Michael Schumacher hat für die kommende Formel-1-Saison die Startnummer mit Teamkollege Nico Rosberg getauscht. "Schumi" fährt nun mit der Nummer drei, Rosberg mit der vier.

Michael Schumacher startet mit der Nummer drei. Foto: Bongarts/Getty Images SID

Michael Schumacher startet mit der Nummer drei. Foto: Bongarts/Getty Images

Michael Schumacher hat bei seinem Formel-1-Comeback mit dem Mercedes-Team ein ganz klares Ziel. "Wir wollen die WM-Titel holen. Darum werden wir von Anfang an kämpfen. Das ist auch mein persönlicher Anspruch", schreibt der siebenmalige Champion auf seiner Homepage (www.michael-schumacher.de). Die Konstellation bei Mercedes sei "schon sehr einmalig - mit Ross und seinem Weltmeister-Team, mit dem Knowhow von Mercedes, mit dem momentan besten Motor - und die wollen wir natürlich nutzen".

Um nichts dem Zufall zu überlassen einigte sich der 41-Jährige mit seinem neuen Teamkollegen Nico Rosberg sogar auf den Tausch der Startnummern. Schumacher wird mit der Nummer drei auf dem "Silberpfeil" beim ersten Grand Prix der Saison am 14. März in Bahrain an den Start gehen. Sein Teamkollege Nico Rosberg erhält stattdessen die Nummer vier. Seit 1973 werden in der Formel 1 Startnummern an die Fahrer verteilt. Bis heute hat kein Pilot mit der Nummer vier den WM-Titel gewinnen können.

WM-Titel alle mit ungerader Nummer

"Michael bevorzugt ungerade Nummern. Er hat uns gefragt, ob wir tauschen können, und wir haben das gerne akzeptiert", sagte ein Teamsprecher am Mittwoch. Auch der Automobil-Weltverband FIA hatte keine Einwände. Schumacher hat sämtliche seiner sieben Titel mit einer ungeraden Nummer auf dem Auto gewonnen. Fünfmal triumphierte er mit der eins sowie jeweils einmal mit der drei und der fünf.

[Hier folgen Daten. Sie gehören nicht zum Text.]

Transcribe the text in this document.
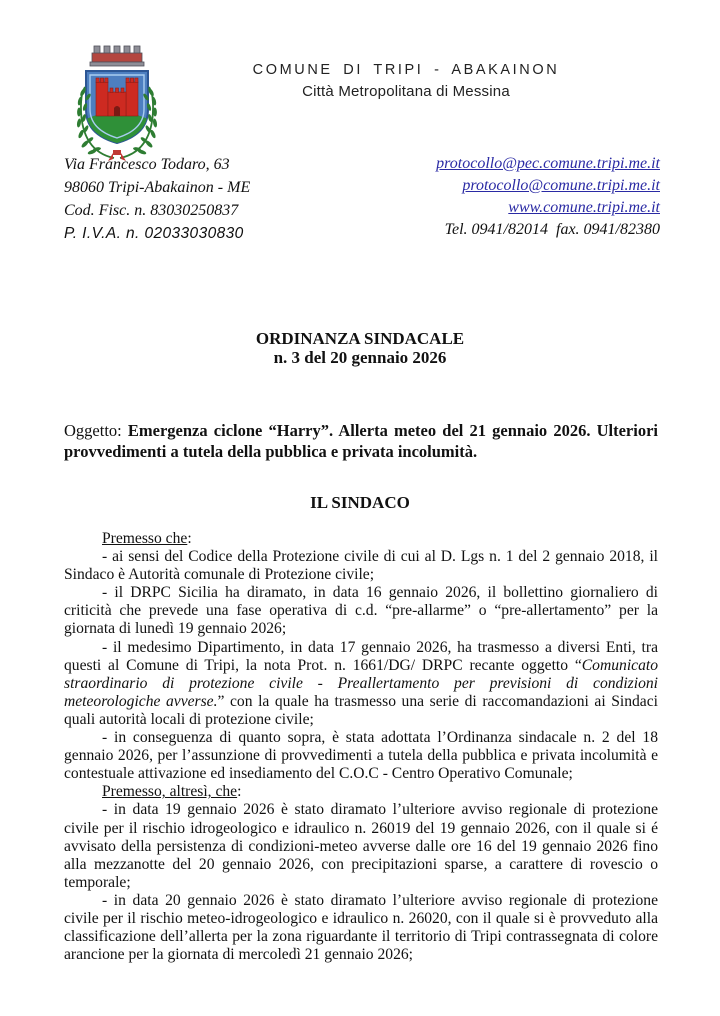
COMUNE DI TRIPI - ABAKAINON
Città Metropolitana di Messina
Via Francesco Todaro, 63
98060 Tripi-Abakainon - ME
Cod. Fisc. n. 83030250837
P. I.V.A. n. 02033030830
protocollo@pec.comune.tripi.me.it
protocollo@comune.tripi.me.it
www.comune.tripi.me.it
Tel. 0941/82014  fax. 0941/82380
ORDINANZA SINDACALE
n. 3 del 20 gennaio 2026

Oggetto: Emergenza ciclone “Harry”. Allerta meteo del 21 gennaio 2026. Ulteriori provvedimenti a tutela della pubblica e privata incolumità.

IL SINDACO

Premesso che:

- ai sensi del Codice della Protezione civile di cui al D. Lgs n. 1 del 2 gennaio 2018, il Sindaco è Autorità comunale di Protezione civile;

- il DRPC Sicilia ha diramato, in data 16 gennaio 2026, il bollettino giornaliero di criticità che prevede una fase operativa di c.d. “pre-allarme” o “pre-allertamento” per la giornata di lunedì 19 gennaio 2026;

- il medesimo Dipartimento, in data 17 gennaio 2026, ha trasmesso a diversi Enti, tra questi al Comune di Tripi, la nota Prot. n. 1661/DG/ DRPC recante oggetto “Comunicato straordinario di protezione civile - Preallertamento per previsioni di condizioni meteorologiche avverse.” con la quale ha trasmesso una serie di raccomandazioni ai Sindaci quali autorità locali di protezione civile;

- in conseguenza di quanto sopra, è stata adottata l’Ordinanza sindacale n. 2 del 18 gennaio 2026, per l’assunzione di provvedimenti a tutela della pubblica e privata incolumità e contestuale attivazione ed insediamento del C.O.C - Centro Operativo Comunale;

Premesso, altresì, che:

- in data 19 gennaio 2026 è stato diramato l’ulteriore avviso regionale di protezione civile per il rischio idrogeologico e idraulico n. 26019 del 19 gennaio 2026, con il quale si é avvisato della persistenza di condizioni-meteo avverse dalle ore 16 del 19 gennaio 2026 fino alla mezzanotte del 20 gennaio 2026, con precipitazioni sparse, a carattere di rovescio o temporale;

- in data 20 gennaio 2026 è stato diramato l’ulteriore avviso regionale di protezione civile per il rischio meteo-idrogeologico e idraulico n. 26020, con il quale si è provveduto alla classificazione dell’allerta per la zona riguardante il territorio di Tripi contrassegnata di colore arancione per la giornata di mercoledì 21 gennaio 2026;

Und auch gesundheitlich sieht sich Schumacher für seine Rückkehr auf die Strecke nun bestens gerüstet: "Die Nachwirkungen des Motorradunfalls sind schon lange vorüber, daher war ich mir auch sicher, dass der Nacken keine Probleme mehr machen würde. Das ist jetzt ein Jahr her, die Sache ist durch. Nein, ich trainiere ja seit Dezember wieder körperlich sehr sorgfältig und fühle mich wirklich extrem frisch und fit."

"Es kribbelt in mir"

Seine Batterien seien wieder "vollständig aufgeladen", teilte Schumacher mit, "meine Energie ist komplett wieder da. Und ich merke richtig, wie es kribbelt in mir, wie ich bis unter die Haarspitzen motiviert bin, weil ich mich so auf den Wettkampf freue. Es wird Zeit, dass die Sache losgeht".

Mit Spannung wartet Schumacher daher schon auf die Testfahrten im Februar, wo der Nacken extremen Belastungen ausgesetzt sein wird. "Natürlich ist die Formel 1 nochmal eine andere Nummer, die Fliehkräfte sind höher", so "Schumi", der im spanischen Jerez bereits Tests in einem GP2-Auto bestritten hat.